Comprendre votre peur grâce à la conscience de soi

par | Avr 14, 2024

Le monde qui nous entoure semble subir une sorte de transformation. Le changement abonde. Et partout où il y a du changement, il y a généralement de la peur. Et partout où règne la peur, des efforts sont généralement déployés pour la supprimer. Ou, souvent, pour le faire disparaître complètement.

Mais ce n’est pas ainsi que fonctionne la peur ; nous ne pouvons pas la faire disparaître. Elle n’est pas conçue pour être extraite de notre ressenti – ce serait désastreux, car la peur est une émotion sage, perspicace et souvent salvatrice. C’est une émotion qui peut nous offrir les conseils dont nous avons besoin pour vivre en harmonie avec les parties les plus vraies et les plus authentiques de qui nous sommes. Mais parfois, comme en ce moment, les conditions de l’environnement extérieur semblent si menaçantes et incertaines que notre peur nous submerge et nous perdons notre capacité à utiliser la sagesse qu’elle offre pour éclairer nos choix et éclairer notre chemin.

Notre lutte pour expérimenter la peur comme guide vient, en partie, de notre enfance où on ne nous apprend souvent pas à comprendre et à avoir de la compassion pour notre peur. On nous dit plutôt de « nous en remettre », ou bien de l’ignorer, de l’ignorer, et parfois même de « le transcender ». Souvent, lorsque nous sommes enfants, nous sommes seuls dans notre peur, sans personne pour nous réconforter et nous rassurer que tout ira bien.
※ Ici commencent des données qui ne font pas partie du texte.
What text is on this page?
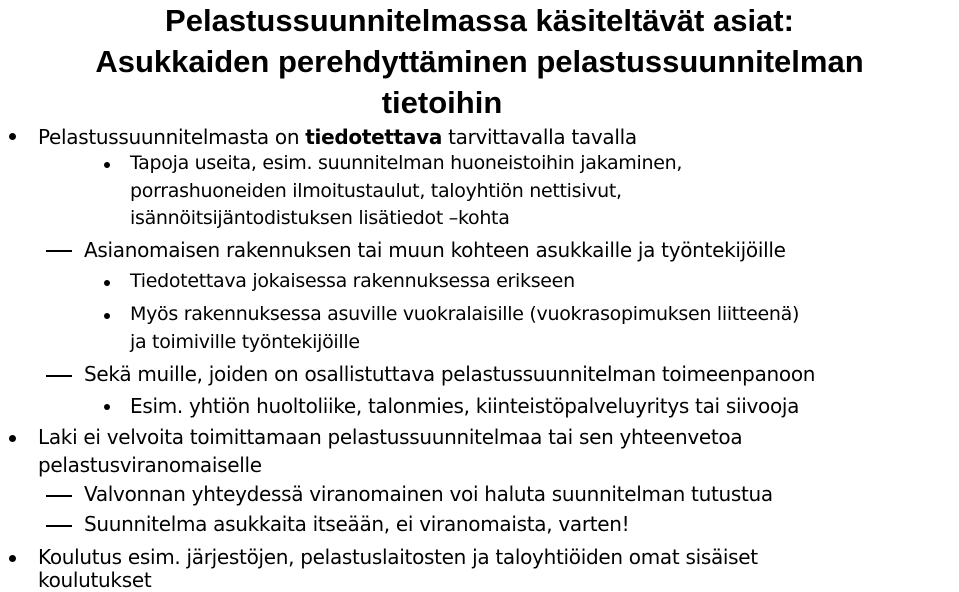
Pelastussuunnitelmassa käsiteltävät asiat:
Asukkaiden perehdyttäminen pelastussuunnitelman
tietoihin
Pelastussuunnitelmasta on tiedotettava tarvittavalla tavalla
Tapoja useita, esim. suunnitelman huoneistoihin jakaminen,
porrashuoneiden ilmoitustaulut, taloyhtiön nettisivut,
isännöitsijäntodistuksen lisätiedot –kohta
Asianomaisen rakennuksen tai muun kohteen asukkaille ja työntekijöille
Tiedotettava jokaisessa rakennuksessa erikseen
Myös rakennuksessa asuville vuokralaisille (vuokrasopimuksen liitteenä)
ja toimiville työntekijöille
Sekä muille, joiden on osallistuttava pelastussuunnitelman toimeenpanoon
Esim. yhtiön huoltoliike, talonmies, kiinteistöpalveluyritys tai siivooja
Laki ei velvoita toimittamaan pelastussuunnitelmaa tai sen yhteenvetoa
pelastusviranomaiselle
Valvonnan yhteydessä viranomainen voi haluta suunnitelman tutustua
Suunnitelma asukkaita itseään, ei viranomaista, varten!
Koulutus esim. järjestöjen, pelastuslaitosten ja taloyhtiöiden omat sisäiset
koulutukset
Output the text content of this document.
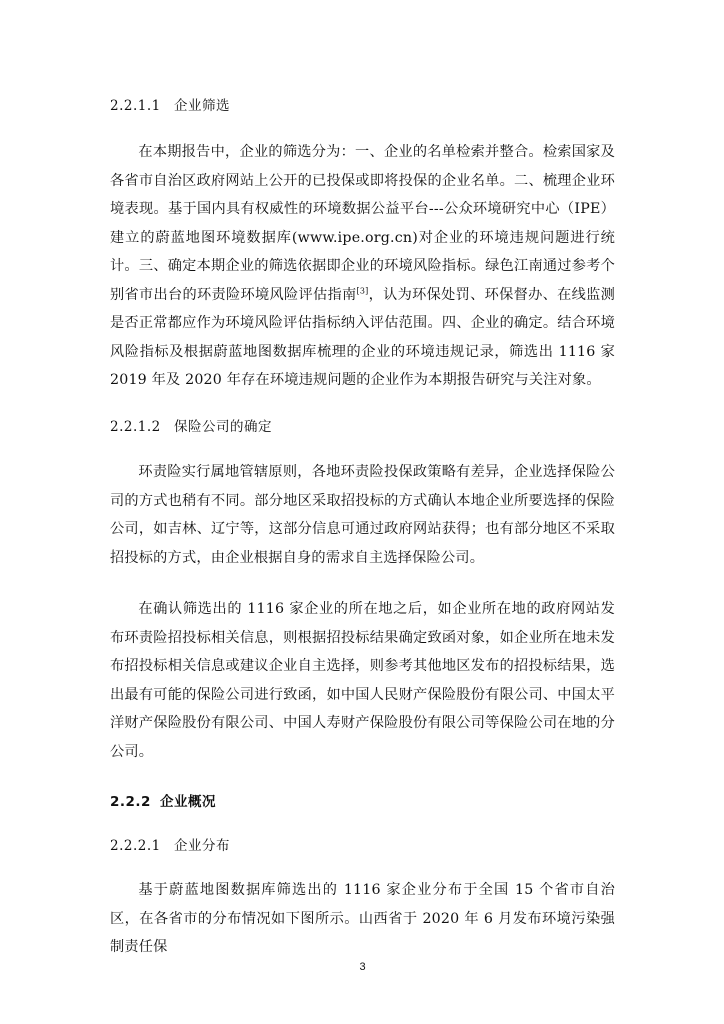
2.2.1.1 企业筛选

在本期报告中，企业的筛选分为：一、企业的名单检索并整合。检索国家及各省市自治区政府网站上公开的已投保或即将投保的企业名单。二、梳理企业环境表现。基于国内具有权威性的环境数据公益平台---公众环境研究中心（IPE）建立的蔚蓝地图环境数据库(www.ipe.org.cn)对企业的环境违规问题进行统计。三、确定本期企业的筛选依据即企业的环境风险指标。绿色江南通过参考个别省市出台的环责险环境风险评估指南[3]，认为环保处罚、环保督办、在线监测是否正常都应作为环境风险评估指标纳入评估范围。四、企业的确定。结合环境风险指标及根据蔚蓝地图数据库梳理的企业的环境违规记录，筛选出 1116 家 2019 年及 2020 年存在环境违规问题的企业作为本期报告研究与关注对象。

2.2.1.2 保险公司的确定

环责险实行属地管辖原则，各地环责险投保政策略有差异，企业选择保险公司的方式也稍有不同。部分地区采取招投标的方式确认本地企业所要选择的保险公司，如吉林、辽宁等，这部分信息可通过政府网站获得；也有部分地区不采取招投标的方式，由企业根据自身的需求自主选择保险公司。

在确认筛选出的 1116 家企业的所在地之后，如企业所在地的政府网站发布环责险招投标相关信息，则根据招投标结果确定致函对象，如企业所在地未发布招投标相关信息或建议企业自主选择，则参考其他地区发布的招投标结果，选出最有可能的保险公司进行致函，如中国人民财产保险股份有限公司、中国太平洋财产保险股份有限公司、中国人寿财产保险股份有限公司等保险公司在地的分公司。

2.2.2 企业概况
2.2.2.1 企业分布

基于蔚蓝地图数据库筛选出的 1116 家企业分布于全国 15 个省市自治区，在各省市的分布情况如下图所示。山西省于 2020 年 6 月发布环境污染强制责任保

3
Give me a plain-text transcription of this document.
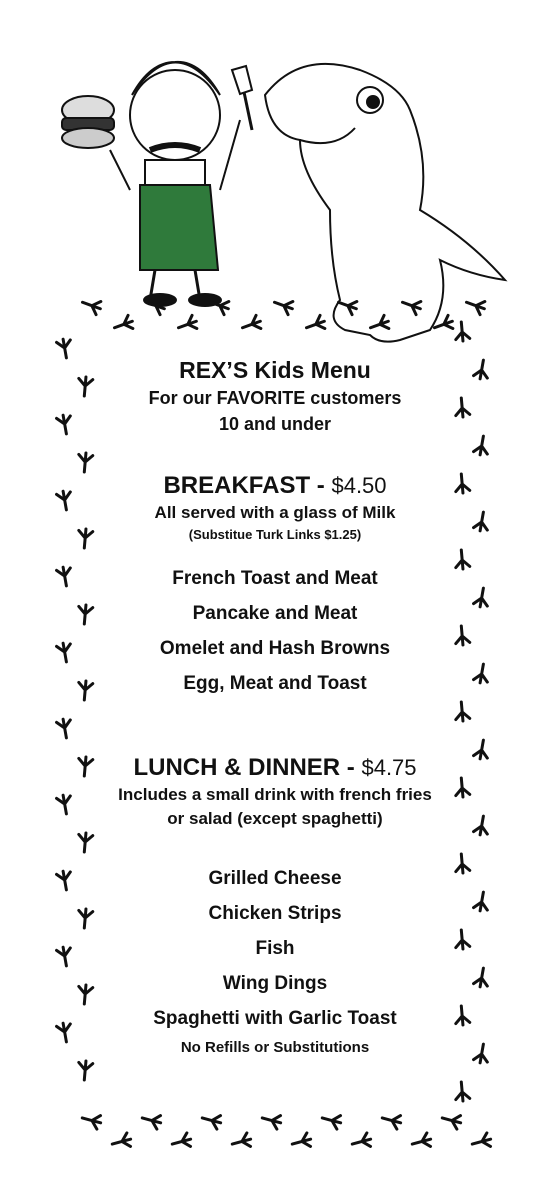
REX’S Kids Menu
For our FAVORITE customers
10 and under
BREAKFAST - $4.50
All served with a glass of Milk
(Substitue Turk Links $1.25)
French Toast and Meat
Pancake and Meat
Omelet and Hash Browns
Egg, Meat and Toast
LUNCH & DINNER - $4.75
Includes a small drink with french fries
or salad (except spaghetti)
Grilled Cheese
Chicken Strips
Fish
Wing Dings
Spaghetti with Garlic Toast
No Refills or Substitutions
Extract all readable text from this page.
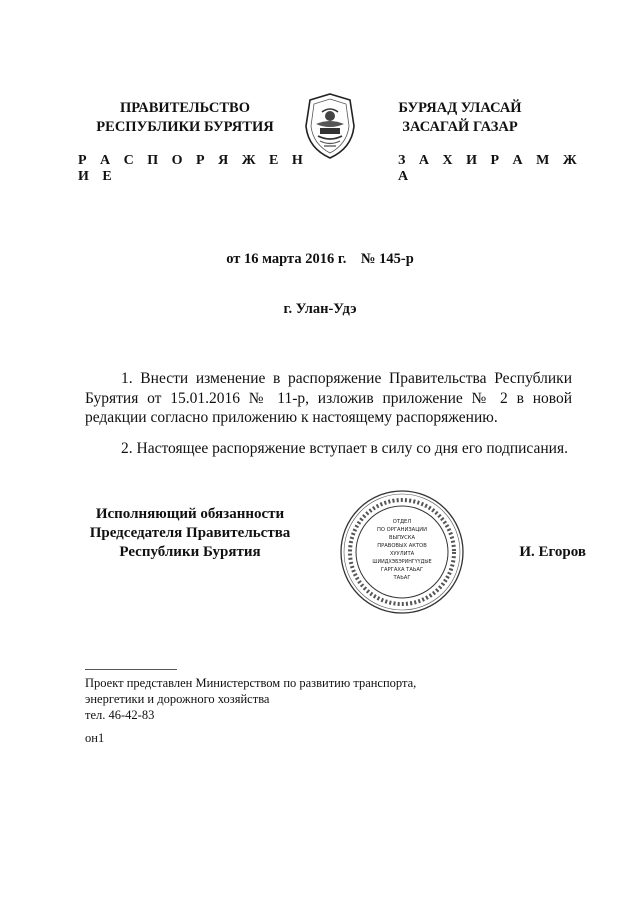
ПРАВИТЕЛЬСТВО
РЕСПУБЛИКИ БУРЯТИЯ
Р А С П О Р Я Ж Е Н И Е
БУРЯАД УЛАСАЙ
ЗАСАГАЙ ГАЗАР
З А Х И Р А М Ж А
от 16 марта 2016 г.    № 145-р
г. Улан-Удэ
1. Внести изменение в распоряжение Правительства Республики Бурятия от 15.01.2016 № 11-р, изложив приложение № 2 в новой редакции согласно приложению к настоящему распоряжению.
2. Настоящее распоряжение вступает в силу со дня его подписания.
Исполняющий обязанности
Председателя Правительства
Республики Бурятия
ОТДЕЛ
ПО ОРГАНИЗАЦИИ
ВЫПУСКА
ПРАВОВЫХ АКТОВ
ХУУЛИТА
ШИИДХЭБЭРИНГҮҮДЫЕ
ГАРГАХА ТАЬАГ
ТАЬАГ
И. Егоров
Проект представлен Министерством по развитию транспорта,
энергетики и дорожного хозяйства
тел. 46-42-83
он1
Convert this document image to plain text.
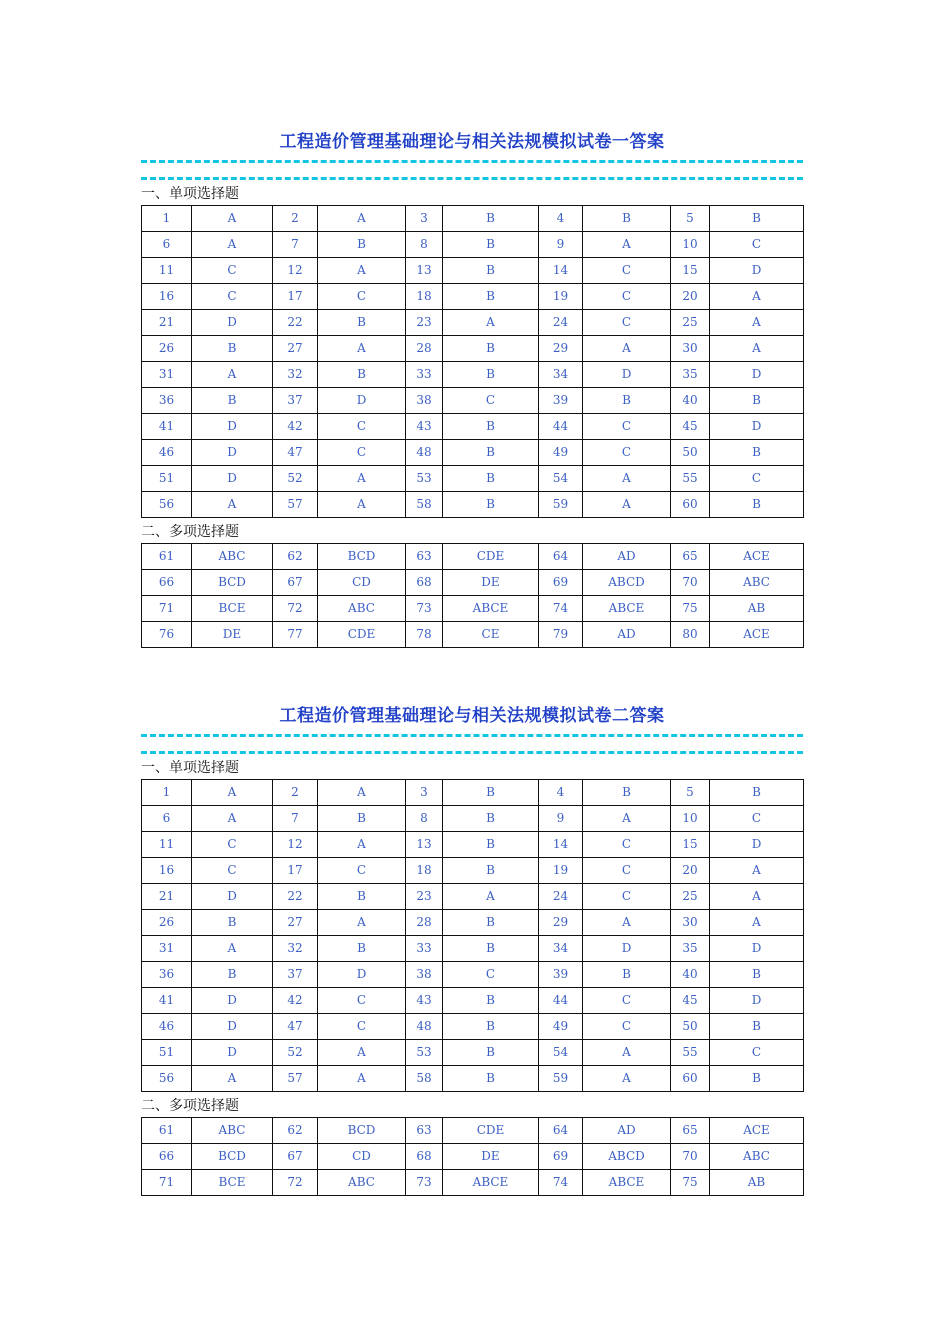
工程造价管理基础理论与相关法规模拟试卷一答案
一、单项选择题
1	A	2	A	3	B	4	B	5	B
6	A	7	B	8	B	9	A	10	C
11	C	12	A	13	B	14	C	15	D
16	C	17	C	18	B	19	C	20	A
21	D	22	B	23	A	24	C	25	A
26	B	27	A	28	B	29	A	30	A
31	A	32	B	33	B	34	D	35	D
36	B	37	D	38	C	39	B	40	B
41	D	42	C	43	B	44	C	45	D
46	D	47	C	48	B	49	C	50	B
51	D	52	A	53	B	54	A	55	C
56	A	57	A	58	B	59	A	60	B
二、多项选择题
61	ABC	62	BCD	63	CDE	64	AD	65	ACE
66	BCD	67	CD	68	DE	69	ABCD	70	ABC
71	BCE	72	ABC	73	ABCE	74	ABCE	75	AB
76	DE	77	CDE	78	CE	79	AD	80	ACE
工程造价管理基础理论与相关法规模拟试卷二答案
一、单项选择题
1	A	2	A	3	B	4	B	5	B
6	A	7	B	8	B	9	A	10	C
11	C	12	A	13	B	14	C	15	D
16	C	17	C	18	B	19	C	20	A
21	D	22	B	23	A	24	C	25	A
26	B	27	A	28	B	29	A	30	A
31	A	32	B	33	B	34	D	35	D
36	B	37	D	38	C	39	B	40	B
41	D	42	C	43	B	44	C	45	D
46	D	47	C	48	B	49	C	50	B
51	D	52	A	53	B	54	A	55	C
56	A	57	A	58	B	59	A	60	B
二、多项选择题
61	ABC	62	BCD	63	CDE	64	AD	65	ACE
66	BCD	67	CD	68	DE	69	ABCD	70	ABC
71	BCE	72	ABC	73	ABCE	74	ABCE	75	AB
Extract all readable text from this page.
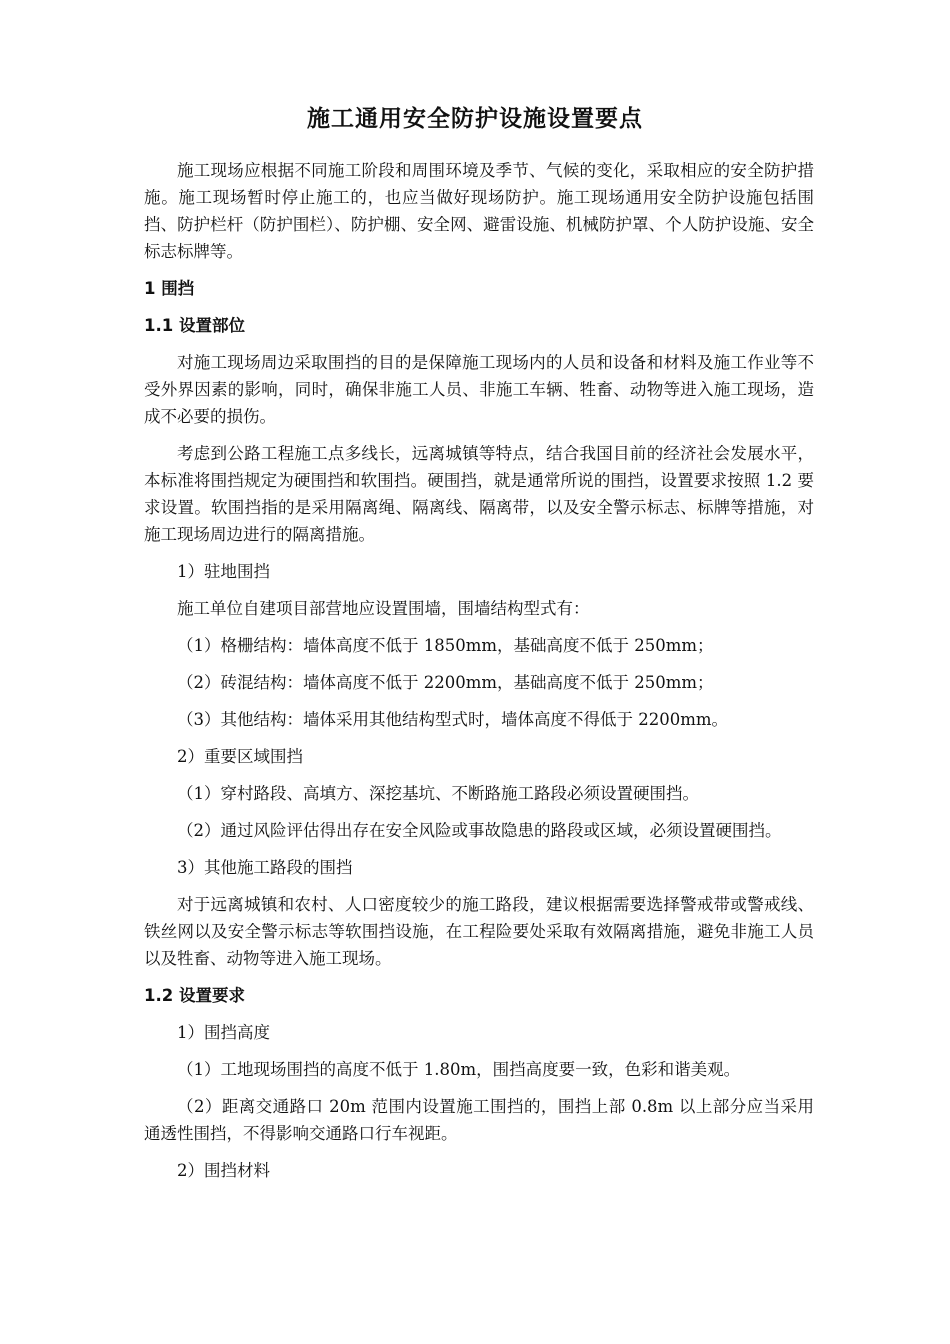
施工通用安全防护设施设置要点

施工现场应根据不同施工阶段和周围环境及季节、气候的变化，采取相应的安全防护措施。施工现场暂时停止施工的，也应当做好现场防护。施工现场通用安全防护设施包括围挡、防护栏杆（防护围栏）、防护棚、安全网、避雷设施、机械防护罩、个人防护设施、安全标志标牌等。

1 围挡
1.1 设置部位

对施工现场周边采取围挡的目的是保障施工现场内的人员和设备和材料及施工作业等不受外界因素的影响，同时，确保非施工人员、非施工车辆、牲畜、动物等进入施工现场，造成不必要的损伤。

考虑到公路工程施工点多线长，远离城镇等特点，结合我国目前的经济社会发展水平，本标准将围挡规定为硬围挡和软围挡。硬围挡，就是通常所说的围挡，设置要求按照 1.2 要求设置。软围挡指的是采用隔离绳、隔离线、隔离带，以及安全警示标志、标牌等措施，对施工现场周边进行的隔离措施。

1）驻地围挡

施工单位自建项目部营地应设置围墙，围墙结构型式有：

（1）格栅结构：墙体高度不低于 1850mm，基础高度不低于 250mm；

（2）砖混结构：墙体高度不低于 2200mm，基础高度不低于 250mm；

（3）其他结构：墙体采用其他结构型式时，墙体高度不得低于 2200mm。

2）重要区域围挡

（1）穿村路段、高填方、深挖基坑、不断路施工路段必须设置硬围挡。

（2）通过风险评估得出存在安全风险或事故隐患的路段或区域，必须设置硬围挡。

3）其他施工路段的围挡

对于远离城镇和农村、人口密度较少的施工路段，建议根据需要选择警戒带或警戒线、铁丝网以及安全警示标志等软围挡设施，在工程险要处采取有效隔离措施，避免非施工人员以及牲畜、动物等进入施工现场。

1.2 设置要求

1）围挡高度

（1）工地现场围挡的高度不低于 1.80m，围挡高度要一致，色彩和谐美观。

（2）距离交通路口 20m 范围内设置施工围挡的，围挡上部 0.8m 以上部分应当采用通透性围挡，不得影响交通路口行车视距。

2）围挡材料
Dans de tels cas, nous sommes laissés à nous-mêmes pour déterminer quoi faire de notre peur afin de pouvoir nous adapter avec succès à notre environnement et nous sentir en sécurité dans nos attachements à ceux que nous aimons et qui sont responsables de notre maintien en vie.

Cette approche de la peur perd l’opportunité d’apprendre le rôle précieux que la peur peut jouer dans nos choix. On perd également l’opportunité d’acquérir les compétences nécessaires pour réguler notre peur afin qu’elle ne nous submerge pas et ne brouille pas notre perception. De plus, lorsque la peur est jugée négative, des sentiments de honte liés à la peur que nous ressentons surgissent et sont associés à la peur que nous ressentons. La honte et la peur s’associent alors et se prolongent jusqu’à l’âge adulte, où nous nous sentons souvent douloureusement mal dans notre peau si nous nous sentons effrayés, inquiets, anxieux ou dépassés. « Qu’est-ce qui ne va pas chez moi? Les autres ne s’inquiètent pas de ces choses-là. Et ce n’est tout simplement pas vrai.

L’importance de reconnaître et de valider votre réaction de peur et d’autres états émotionnels élevés est vitale. Par exemple, le coronavirus est une chose bien réelle ; elle est invisible, potentiellement omniprésente et met la vie en danger. La peur est une réponse naturelle et normale à un tel phénomène et doit être validée et vécue avec compassion. Cependant, en même temps, il est important de garder à l’esprit que votre perception actuelle est toujours informée par vos expériences passées – d’anciennes expériences de peur, d’incertitude et d’impuissance qui doivent également être comprises, validées et vécues avec compassion. .

Savoir quelles expériences éclairent votre perception de la réalité présente et influencent vos réactions émotionnelles, y compris votre peur, peut vous aider à réguler votre réponse à l’incertitude du monde qui vous entoure. Cela vous aide également à discerner la différence entre la peur actuelle et la peur passée. Mais comment faites-vous cela? Comment vous familiariser avec l’histoire émotionnelle qui vit dans votre corps et apprendre la manière dont elle influence votre perception et, par conséquent, votre réaction au moment présent, y compris votre réponse à la pandémie ?

L’accès aux souvenirs émotionnels porteurs de vieilles peurs peut être obtenu grâce à la pratique méditative qui respecte l’attention aux sens, à l’observation, à l’articulation et à la réflexion . Par exemple, ressentir, c’est tourner son attention vers son corps et prendre conscience de ce qu’il ressent.